A year ago I shared everything I did in my first year of post-liberal arts college
depression frustration bliss. To recap, I wined, I dined, and I cried. Often. Sometimes I cried into bowls of delicious soup.
Being one of those recent college graduates the New York Times loves to profile is really terrible. It’s so terrible that I would wish this predicament on my worst enemy. (Please ignore that my worst enemy also happens to be someone my age so he and/or she is probably already in this predicament.)
Some good things did happen during that first year after I graduated. I went to the Kentucky Derby and I took an awkward picture with Joe Biden. But mostly I complained, lacked goals, had minor anxiety attacks, and feared for my future. In retrospect, my first-year after college was mostly great and I shouldn’t have complained (too much) about it. Because then year two happened and it was… a year… that happened.
I spent this past weekend traipsing around my beloved alma mater for my two-year college reunion. I know what you’re thinking. “A two year college reunion? That’s absurd!”
In addition to being an out-of-body experience, being back at Mount Holyoke made me reflect on what a wonderful shit show this past year was. Literally. In August I found myself wading through feces-infested flood waters during Hurricane Irene. (Sometimes you really need a bottle of wine and no natural disaster should get in the way of that.) Because of that little hurricane, I have forgotten most of what happened last year.

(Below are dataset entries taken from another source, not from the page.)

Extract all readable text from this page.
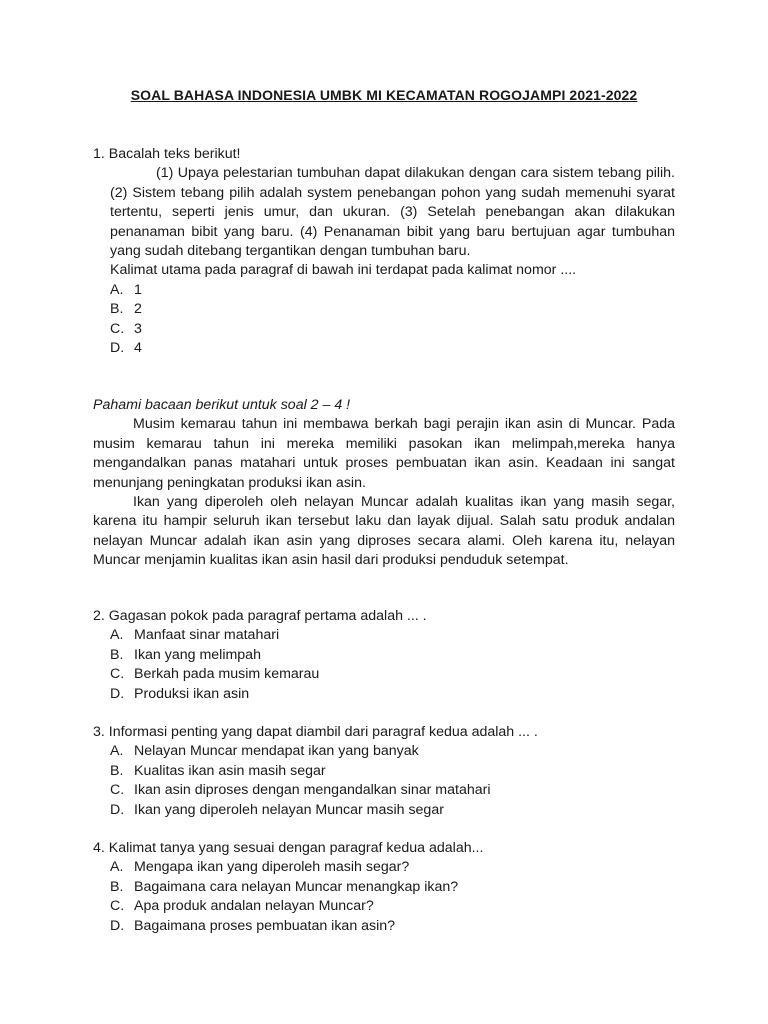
SOAL BAHASA INDONESIA UMBK MI KECAMATAN ROGOJAMPI 2021-2022

1. Bacalah teks berikut!

(1) Upaya pelestarian tumbuhan dapat dilakukan dengan cara sistem tebang pilih. (2) Sistem tebang pilih adalah system penebangan pohon yang sudah memenuhi syarat tertentu, seperti jenis umur, dan ukuran. (3) Setelah penebangan akan dilakukan penanaman bibit yang baru. (4) Penanaman bibit yang baru bertujuan agar tumbuhan yang sudah ditebang tergantikan dengan tumbuhan baru.

Kalimat utama pada paragraf di bawah ini terdapat pada kalimat nomor ....

A. 1
B. 2
C. 3
D. 4

Pahami bacaan berikut untuk soal 2 – 4 !

Musim kemarau tahun ini membawa berkah bagi perajin ikan asin di Muncar. Pada musim kemarau tahun ini mereka memiliki pasokan ikan melimpah,mereka hanya mengandalkan panas matahari untuk proses pembuatan ikan asin. Keadaan ini sangat menunjang peningkatan produksi ikan asin.

Ikan yang diperoleh oleh nelayan Muncar adalah kualitas ikan yang masih segar, karena itu hampir seluruh ikan tersebut laku dan layak dijual. Salah satu produk andalan nelayan Muncar adalah ikan asin yang diproses secara alami. Oleh karena itu, nelayan Muncar menjamin kualitas ikan asin hasil dari produksi penduduk setempat.

2. Gagasan pokok pada paragraf pertama adalah ... .

A. Manfaat sinar matahari
B. Ikan yang melimpah
C. Berkah pada musim kemarau
D. Produksi ikan asin

3. Informasi penting yang dapat diambil dari paragraf kedua adalah ... .

A. Nelayan Muncar mendapat ikan yang banyak
B. Kualitas ikan asin masih segar
C. Ikan asin diproses dengan mengandalkan sinar matahari
D. Ikan yang diperoleh nelayan Muncar masih segar

4. Kalimat tanya yang sesuai dengan paragraf kedua adalah...

A. Mengapa ikan yang diperoleh masih segar?
B. Bagaimana cara nelayan Muncar menangkap ikan?
C. Apa produk andalan nelayan Muncar?
D. Bagaimana proses pembuatan ikan asin?
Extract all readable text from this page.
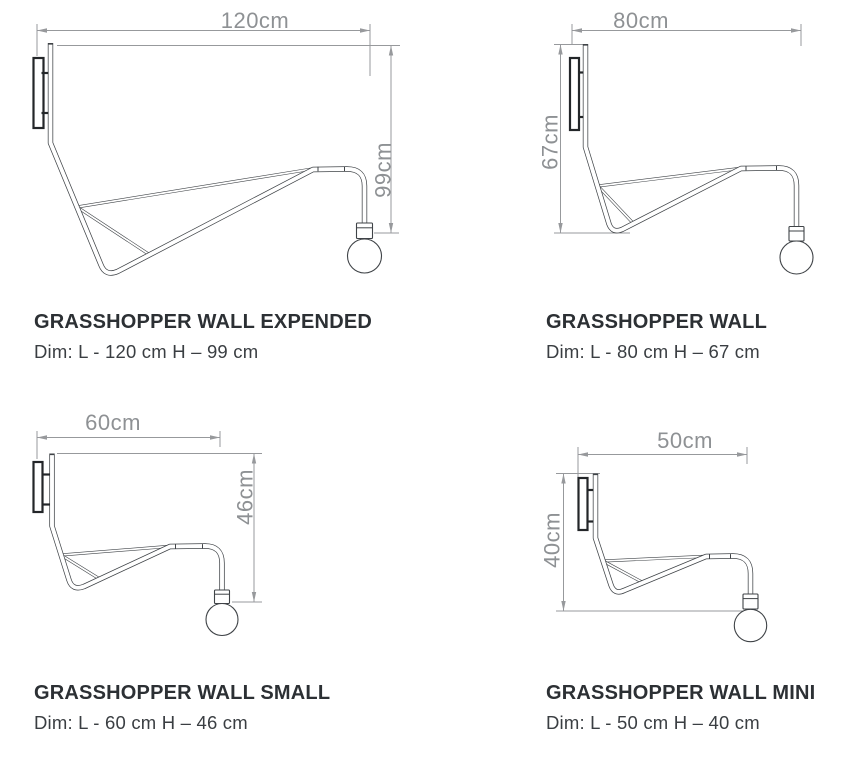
120cm
99cm
80cm
67cm
60cm
46cm
50cm
40cm
GRASSHOPPER WALL EXPENDED

Dim: L - 120 cm H – 99 cm

GRASSHOPPER WALL

Dim: L - 80 cm H – 67 cm

GRASSHOPPER WALL SMALL

Dim: L - 60 cm H – 46 cm

GRASSHOPPER WALL MINI

Dim: L - 50 cm H – 40 cm
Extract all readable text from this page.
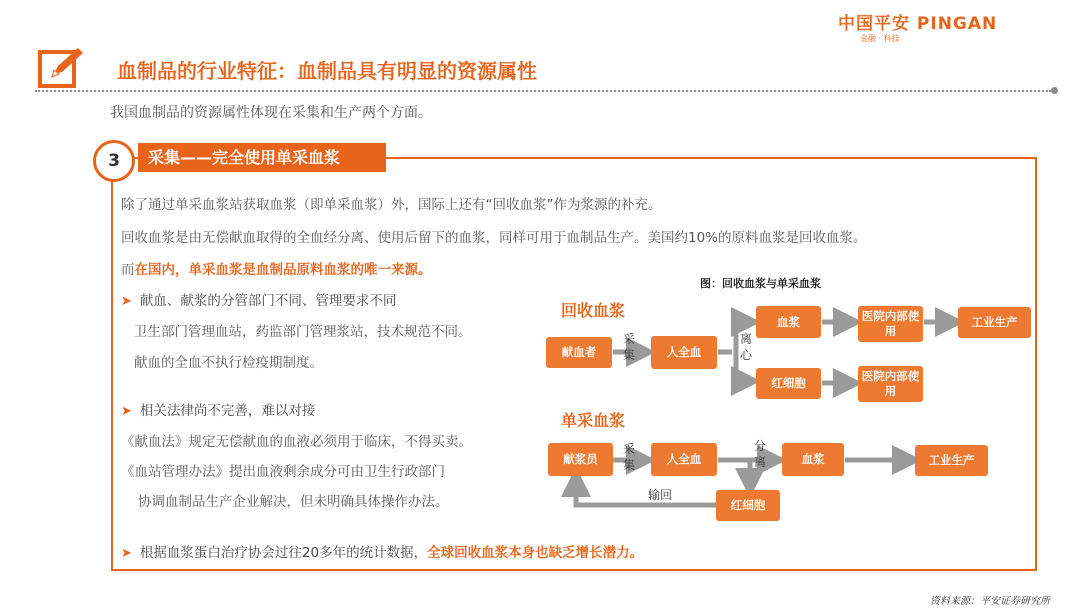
中国平安 PINGAN
金融 · 科技
血制品的行业特征：血制品具有明显的资源属性
我国血制品的资源属性体现在采集和生产两个方面。
采集——完全使用单采血浆
3
除了通过单采血浆站获取血浆（即单采血浆）外，国际上还有“回收血浆”作为浆源的补充。
回收血浆是由无偿献血取得的全血经分离、使用后留下的血浆，同样可用于血制品生产。美国约10%的原料血浆是回收血浆。
而在国内，单采血浆是血制品原料血浆的唯一来源。
➤ 献血、献浆的分管部门不同、管理要求不同
卫生部门管理血站，药监部门管理浆站，技术规范不同。
献血的全血不执行检疫期制度。
➤ 相关法律尚不完善，难以对接
《献血法》规定无偿献血的血液必须用于临床，不得买卖。
《血站管理办法》提出血液剩余成分可由卫生行政部门
协调血制品生产企业解决，但未明确具体操作办法。
➤ 根据血浆蛋白治疗协会过往20多年的统计数据，全球回收血浆本身也缺乏增长潜力。
图：回收血浆与单采血浆
回收血浆
献血者
采集	人全血
离心
血浆	医院内部使用
工业生产
红细胞	医院内部使用
单采血浆
献浆员
采集	人全血
分离	血浆	工业生产
红细胞
输回
资料来源：平安证券研究所
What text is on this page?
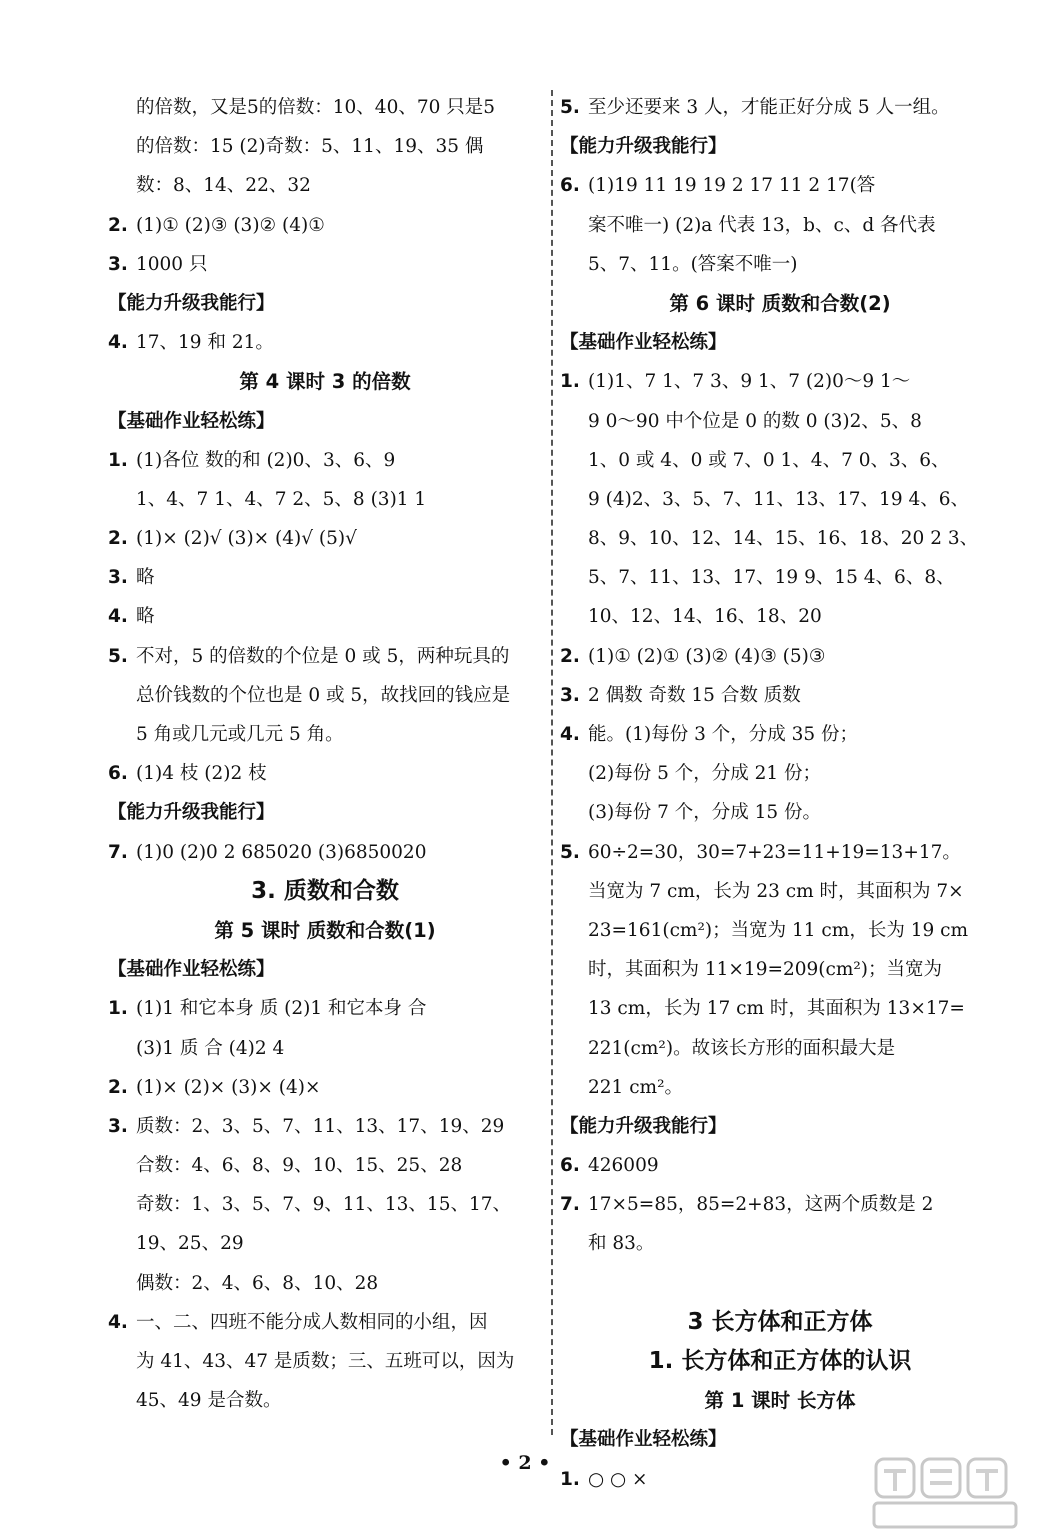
的倍数，又是5的倍数：10、40、70 只是5
的倍数：15 (2)奇数：5、11、19、35 偶
数：8、14、22、32
2. (1)① (2)③ (3)② (4)①
3. 1000 只
【能力升级我能行】
4. 17、19 和 21。
第 4 课时 3 的倍数
【基础作业轻松练】
1. (1)各位 数的和 (2)0、3、6、9
1、4、7 1、4、7 2、5、8 (3)1 1
2. (1)× (2)√ (3)× (4)√ (5)√
3. 略
4. 略
5. 不对，5 的倍数的个位是 0 或 5，两种玩具的
总价钱数的个位也是 0 或 5，故找回的钱应是
5 角或几元或几元 5 角。
6. (1)4 枝 (2)2 枝
【能力升级我能行】
7. (1)0 (2)0 2 685020 (3)6850020
3. 质数和合数
第 5 课时 质数和合数(1)
【基础作业轻松练】
1. (1)1 和它本身 质 (2)1 和它本身 合
(3)1 质 合 (4)2 4
2. (1)× (2)× (3)× (4)×
3. 质数：2、3、5、7、11、13、17、19、29
合数：4、6、8、9、10、15、25、28
奇数：1、3、5、7、9、11、13、15、17、
19、25、29
偶数：2、4、6、8、10、28
4. 一、二、四班不能分成人数相同的小组，因
为 41、43、47 是质数；三、五班可以，因为
45、49 是合数。
5. 至少还要来 3 人，才能正好分成 5 人一组。
【能力升级我能行】
6. (1)19 11 19 19 2 17 11 2 17(答
案不唯一) (2)a 代表 13，b、c、d 各代表
5、7、11。(答案不唯一)
第 6 课时 质数和合数(2)
【基础作业轻松练】
1. (1)1、7 1、7 3、9 1、7 (2)0～9 1～
9 0～90 中个位是 0 的数 0 (3)2、5、8
1、0 或 4、0 或 7、0 1、4、7 0、3、6、
9 (4)2、3、5、7、11、13、17、19 4、6、
8、9、10、12、14、15、16、18、20 2 3、
5、7、11、13、17、19 9、15 4、6、8、
10、12、14、16、18、20
2. (1)① (2)① (3)② (4)③ (5)③
3. 2 偶数 奇数 15 合数 质数
4. 能。(1)每份 3 个，分成 35 份；
(2)每份 5 个，分成 21 份；
(3)每份 7 个，分成 15 份。
5. 60÷2=30，30=7+23=11+19=13+17。
当宽为 7 cm，长为 23 cm 时，其面积为 7×
23=161(cm²)；当宽为 11 cm，长为 19 cm
时，其面积为 11×19=209(cm²)；当宽为
13 cm，长为 17 cm 时，其面积为 13×17=
221(cm²)。故该长方形的面积最大是
221 cm²。
【能力升级我能行】
6. 426009
7. 17×5=85，85=2+83，这两个质数是 2
和 83。
3 长方体和正方体
1. 长方体和正方体的认识
第 1 课时 长方体
【基础作业轻松练】
1. ○ ○ ×
• 2 •
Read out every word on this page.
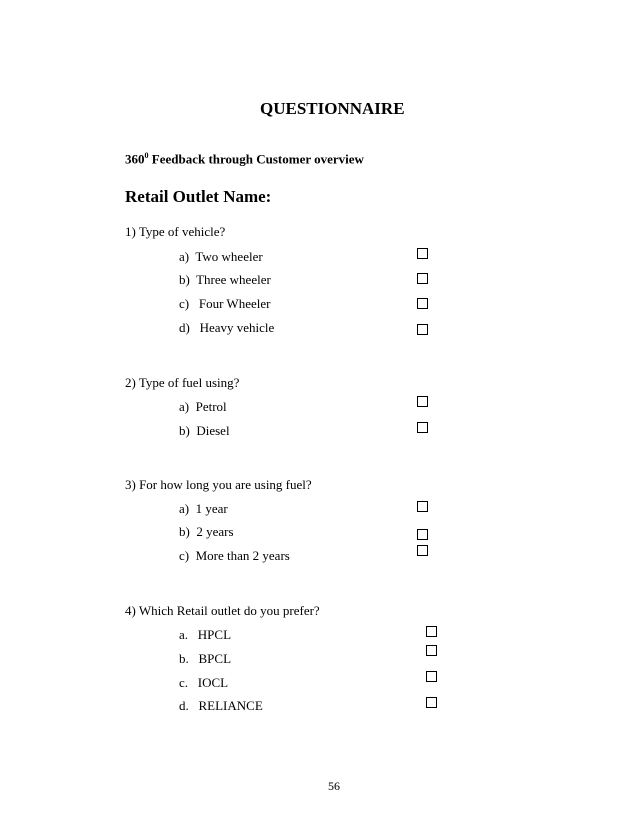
QUESTIONNAIRE
$360^0$ Feedback through Customer overview
Retail Outlet Name:
1) Type of vehicle?
a) Two wheeler
b) Three wheeler
c) Four Wheeler
d) Heavy vehicle
2) Type of fuel using?
a) Petrol
b) Diesel
3) For how long you are using fuel?
a) 1 year
b) 2 years
c) More than 2 years
4) Which Retail outlet do you prefer?
a. HPCL
b. BPCL
c. IOCL
d. RELIANCE
56
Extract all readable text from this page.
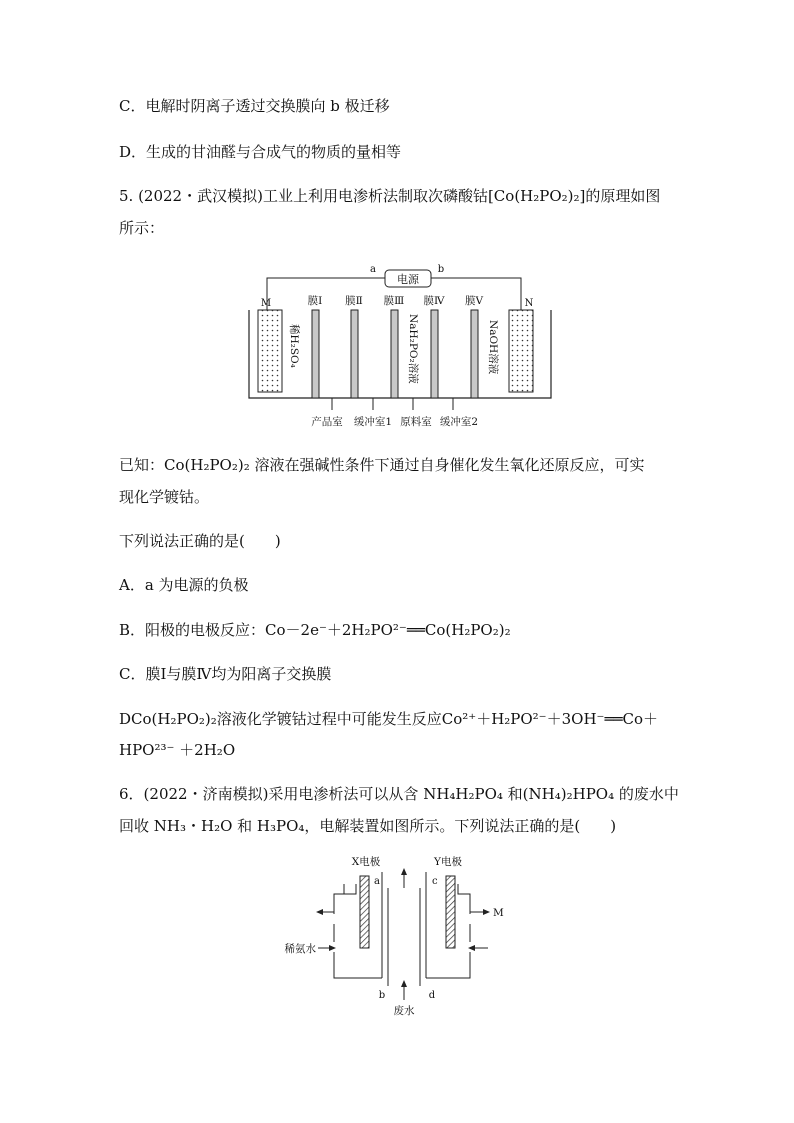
C．电解时阴离子透过交换膜向 b 极迁移
D．生成的甘油醛与合成气的物质的量相等
5. (2022・武汉模拟)工业上利用电渗析法制取次磷酸钴[Co(H₂PO₂)₂]的原理如图
所示：
电源
a	b
M	N
膜Ⅰ 膜Ⅱ 膜Ⅲ 膜Ⅳ 膜Ⅴ
稀H₂SO₄	NaH₂PO₂溶液	NaOH溶液
产品室 缓冲室1 原料室 缓冲室2
已知：Co(H₂PO₂)₂ 溶液在强碱性条件下通过自身催化发生氧化还原反应，可实
现化学镀钴。
下列说法正确的是(　　)
A．a 为电源的负极
B．阳极的电极反应：Co－2e⁻＋2H₂PO²⁻══Co(H₂PO₂)₂
C．膜Ⅰ与膜Ⅳ均为阳离子交换膜
DCo(H₂PO₂)₂溶液化学镀钴过程中可能发生反应Co²⁺＋H₂PO²⁻＋3OH⁻══Co＋
HPO²³⁻ ＋2H₂O
6．(2022・济南模拟)采用电渗析法可以从含 NH₄H₂PO₄ 和(NH₄)₂HPO₄ 的废水中
回收 NH₃・H₂O 和 H₃PO₄，电解装置如图所示。下列说法正确的是(　　)
X电极	Y电极
a	c
b	d
废水
稀氨水
M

I honestly cannot remember what I did before the hurricane and while it was being repaired. I know I was interning at TheGloss because there is evidence of this on the Internet. I know I spent time with friends because there is evidence of this on Facebook and YouTube. Without my Internet life, I would have really lost my damn mind more than I actually did. (That freak October snow, for instance, turned me into an irrational, crying mess for a few hours.) But c’est la vie. I lived. 2012 has been formally dubbed the Year of Penny (thanks Happy Endings!) and some good things have developed. Here they are.
1. I became a podcaster extraordinaire.
Do you know about the Ally and Joanna Show? It’s great. And I’m not just saying that because I am the Joanna of this duo. Unlike this blog, which I often find stressful to maintain on a weekly basis, the Ally and Joanna Show is fun way for me be a conossieur of pop culture. Plus, I get to hang out with Ally and together we are taking over the Internet. We’ve only been at this podcasting experiment for less than a year and so far, it is working out great.[youtube http://www.youtube.com/watch?v=joeEy3IplJ8]
2. I have spent so much time with my cat that we are now unhealthily codependent.
After the huricane my cat Salem developed a terrible case of PTSD. At least this is what I have decided has caused our inexplicably close relationship. He’s the most important man in my life. (Probably because he keeps all his shit in a box.) Salem and I do everything together. Like right now. Salem is currently
suffocating me nuzzled against my chest as I write this post. To avoid sounding like a sad, lonely, cat lady, I will stop oversharing now.
3. I found a random famous person to take a picture with.
Suzan Lori Parks is this year’s Joe Biden. No, we did not discuss sharing a quesadilla in Cannes. I did, however, get to go on the stage at Porgy & Bess, the first and probably only time I will ever do something like that.
4. I went to the movies. By myself. Frequently.
Two years ago, I would have told you that going to the movies alone was something I dreaded. Today this couldn’t be further from the truth. Going to the movies by myself is one of my favorite activities. I love it. I don’t have to plan a screening around someone else’s schedule, I can tweet snarky things at my leisure, and I don’t have smell someone’s disgusting bucket of popcorn. I can get in and get out with limited hassle. When my life became very hectic and stressful during the last few months of 2011, the movies became a great refuge for me. It was the only place I found peace and quiet.
5. I found new ways to be a grown up.
Last year, I went to every winery in New Jersey. This year I stopped eating Ramen noodles. Therefore I am now an adult.
6. I embraced the Year of Penny.
So 2011 was rough. I basically gave up on 2011 being a good year around October. But 2012 has been infinitely better. Once I embraced a sitcom’s subplot as my mantra, stopping worrying about everything, and became just a little bit selfish, things started working out.[youtube http://www.youtube.com/watch?v=fKDyDfogBaQ]
So far, my twenties have been filled with too many ups and downs. I’ve been told that more ups and downs are on the way. And I am praying my life stops looking exactly like an episode of Girls. But for right now, I am less of a crazy woman, my hair has stopped falling out, and my cat is awesome . These are good things.
Ew. I don’t like all this positivity. I am going to watch an Elvis movie and tweet snarky things now.